International students are critical in terms of economic impact in the US (approximately $30 billion per year), innovation (most PhDs are earned and patents filed by non-US citizens – think about Russia-born Sergey Brin at Google or the more recent USSR/Ukraine-born billionaire Jan Koum, CEO and co-founder of WhatsApp), and creativity/problem solving since they add value with new perspectives. A protectionist rhetoric might reduce the number of visa applicants to the US. How much US productivity and GDP growth would have been lost if Google and many other startups had been launched in Canada instead of Silicon Valley?
That being said, the US is known as a melting pot and many US citizens have international networks of colleagues and relatives. Leveraging these networks has been done individually but not so much at the institutional level. Business schools have an opportunity to leverage these networks and key assets to further their internationalization.

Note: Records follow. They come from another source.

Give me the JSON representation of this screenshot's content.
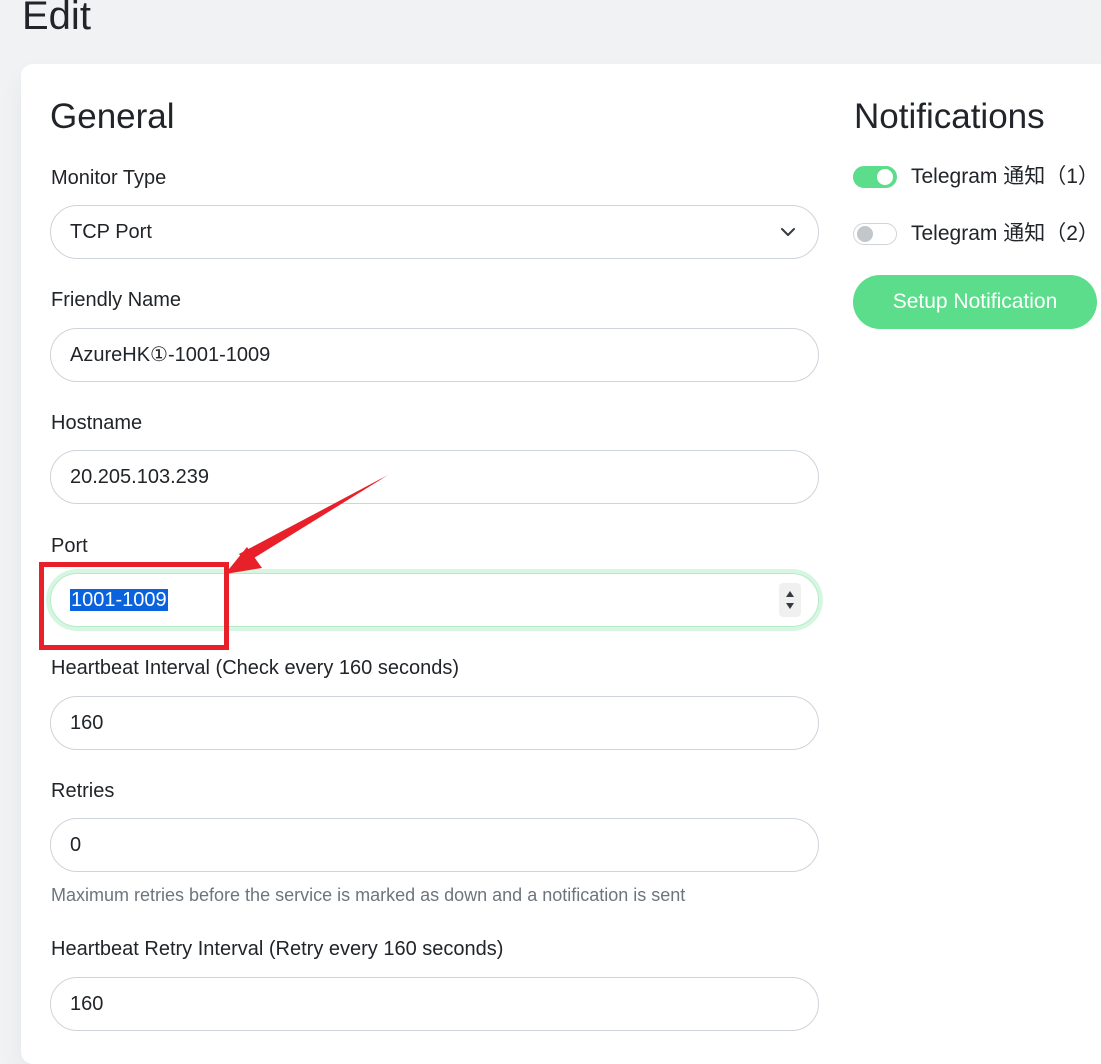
{
  "page": {
    "title": "Edit"
  },
  "general": {
    "title": "General",
    "monitor_type": {
      "label": "Monitor Type",
      "value": "TCP Port"
    },
    "friendly_name": {
      "label": "Friendly Name",
      "value": "AzureHK①-1001-1009"
    },
    "hostname": {
      "label": "Hostname",
      "value": "20.205.103.239"
    },
    "port": {
      "label": "Port",
      "value": "1001-1009"
    },
    "heartbeat_interval": {
      "label": "Heartbeat Interval (Check every 160 seconds)",
      "value": "160"
    },
    "retries": {
      "label": "Retries",
      "value": "0",
      "help": "Maximum retries before the service is marked as down and a notification is sent"
    },
    "retry_interval": {
      "label": "Heartbeat Retry Interval (Retry every 160 seconds)",
      "value": "160"
    }
  },
  "notifications": {
    "title": "Notifications",
    "items": [
      {
        "label": "Telegram 通知（1）",
        "enabled": true
      },
      {
        "label": "Telegram 通知（2）",
        "enabled": false
      }
    ],
    "setup_button": "Setup Notification"
  },
  "colors": {
    "accent": "#5cdd8b",
    "annotation": "#e8202a",
    "selection": "#0a63dc"
  },
  "icons": {
    "monitor_type_dropdown": "chevron-down-icon",
    "port_spinner": "spinner-arrows-icon"
  }
}
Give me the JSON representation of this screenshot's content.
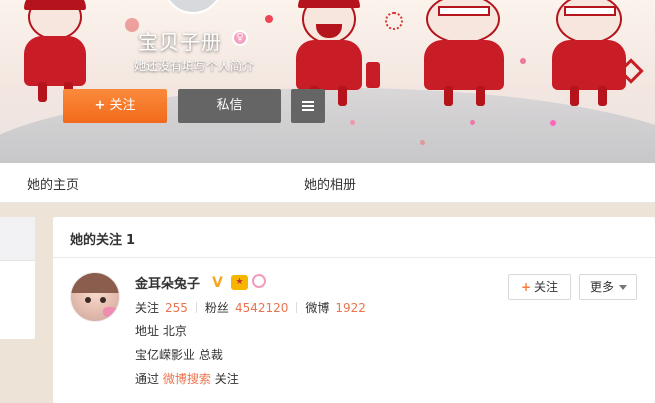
{
  "profile": {
    "nickname": "宝贝子册",
    "nickname_badge_icon": "female-badge-icon",
    "bio": "她还没有填写个人简介",
    "follow_label": "关注",
    "message_label": "私信",
    "more_icon": "menu-icon"
  },
  "nav": {
    "items": [
      {
        "label": "她的主页"
      },
      {
        "label": "她的相册"
      }
    ]
  },
  "following": {
    "title": "她的关注",
    "count": "1",
    "users": [
      {
        "name": "金耳朵兔子",
        "verified_mark": "V",
        "badges": [
          "vip-badge-icon",
          "female-icon"
        ],
        "follows_label": "关注",
        "follows": "255",
        "fans_label": "粉丝",
        "fans": "4542120",
        "weibo_label": "微博",
        "weibo": "1922",
        "location_label": "地址",
        "location": "北京",
        "title": "宝亿嵘影业 总裁",
        "via_prefix": "通过",
        "via_link": "微博搜索",
        "via_suffix": "关注",
        "follow_button": "关注",
        "more_button": "更多"
      }
    ]
  },
  "colors": {
    "accent_orange": "#f26a1b",
    "link_orange": "#eb7350",
    "dark_button": "#656565",
    "banner_red": "#c81d26",
    "verified_gold": "#f5a623"
  }
}
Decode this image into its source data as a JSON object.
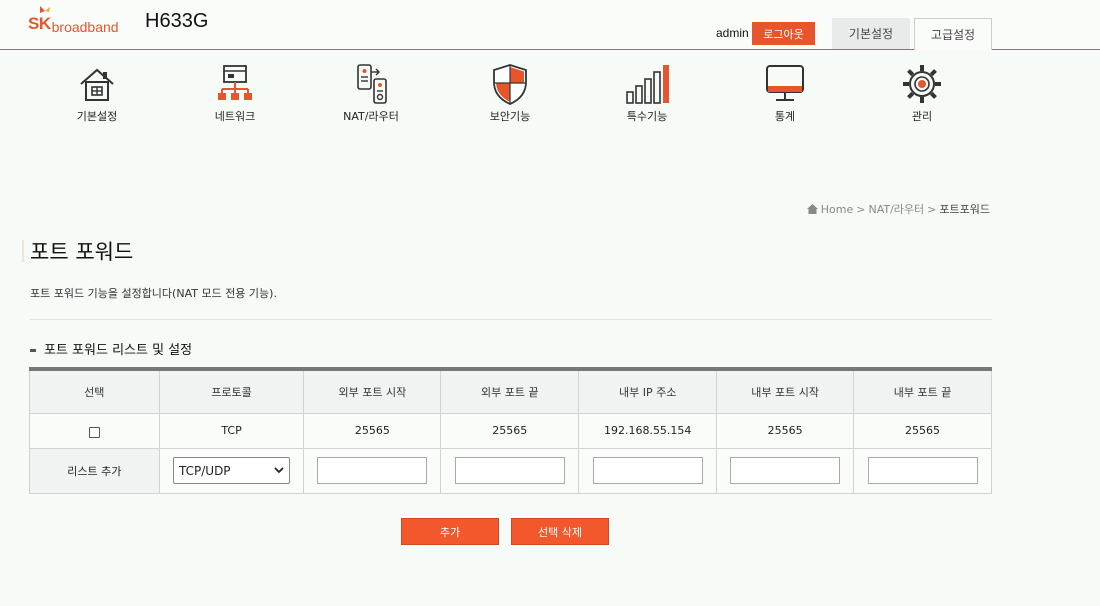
{
  "header": {
    "logo_sk": "SK",
    "logo_broadband": "broadband",
    "model": "H633G",
    "user": "admin",
    "logout_label": "로그아웃",
    "tabs": [
      {
        "label": "기본설정"
      },
      {
        "label": "고급설정"
      }
    ],
    "accent_color": "#e8552d"
  },
  "nav": [
    {
      "label": "기본설정",
      "icon": "house-icon"
    },
    {
      "label": "네트워크",
      "icon": "network-icon"
    },
    {
      "label": "NAT/라우터",
      "icon": "router-icon"
    },
    {
      "label": "보안기능",
      "icon": "shield-icon"
    },
    {
      "label": "특수기능",
      "icon": "signal-bars-icon"
    },
    {
      "label": "통계",
      "icon": "monitor-icon"
    },
    {
      "label": "관리",
      "icon": "gear-icon"
    }
  ],
  "breadcrumb": {
    "home": "Home",
    "sep": ">",
    "level1": "NAT/라우터",
    "current": "포트포워드"
  },
  "page": {
    "title": "포트 포워드",
    "description": "포트 포워드 기능을 설정합니다(NAT 모드 전용 기능).",
    "section_title": "포트 포워드 리스트 및 설정"
  },
  "table": {
    "columns": [
      "선택",
      "프로토콜",
      "외부 포트 시작",
      "외부 포트 끝",
      "내부 IP 주소",
      "내부 포트 시작",
      "내부 포트 끝"
    ],
    "rows": [
      {
        "checked": false,
        "protocol": "TCP",
        "ext_start": "25565",
        "ext_end": "25565",
        "int_ip": "192.168.55.154",
        "int_start": "25565",
        "int_end": "25565"
      }
    ],
    "add_row": {
      "label": "리스트 추가",
      "protocol_selected": "TCP/UDP",
      "ext_start": "",
      "ext_end": "",
      "int_ip": "",
      "int_start": "",
      "int_end": ""
    }
  },
  "buttons": {
    "add": "추가",
    "delete_selected": "선택 삭제"
  }
}
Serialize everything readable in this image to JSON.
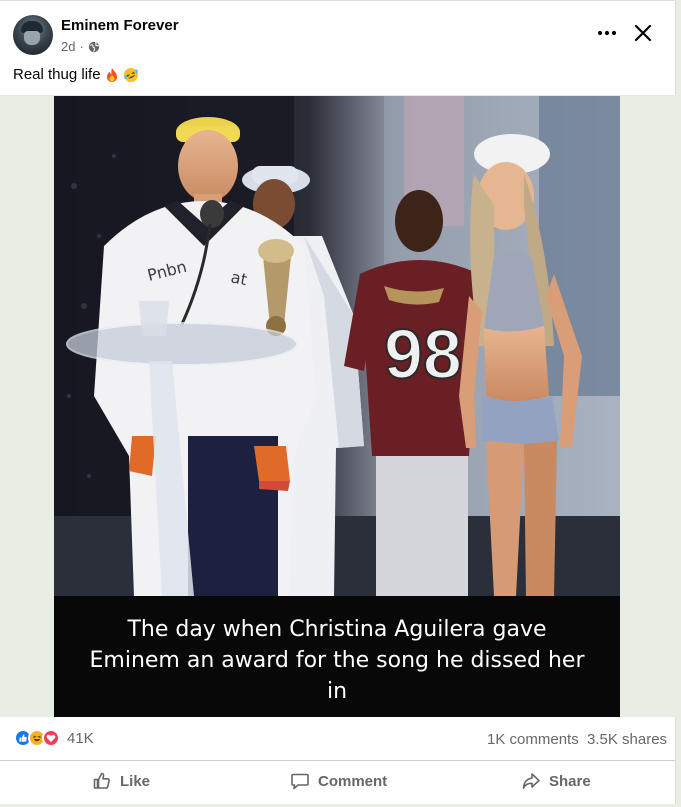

Pursuing sound internationalization strategies will strengthen the market position and relevance of US business schools both at home and overseas.
5. We have seen Trump come out and criticize brands, such as Boeing and HR Block. While Trump is proud of his Wharton credentials, my hunch is that at some point he will come out and attack schools of higher learning for one reason or another. I think communicators and leadership need to be ready for this. Do you agree, and how else do you think a Trump presidency might impact higher education in general?
Great question. If I were to speculate about the next tweet that might come across social media from Mr. Trump, I would say that the criticism could be based on “too much research, not enough action” at top business schools. To address this proactively, I think that deans and communicators should emphasize the impact of their business schools. Europe and the EFMD have been leading the way with their Business School Impact Survey. It is still new for US business schools. However, it may prove to be a very useful and strategic tool for them to prevent criticisms and justify their relevance.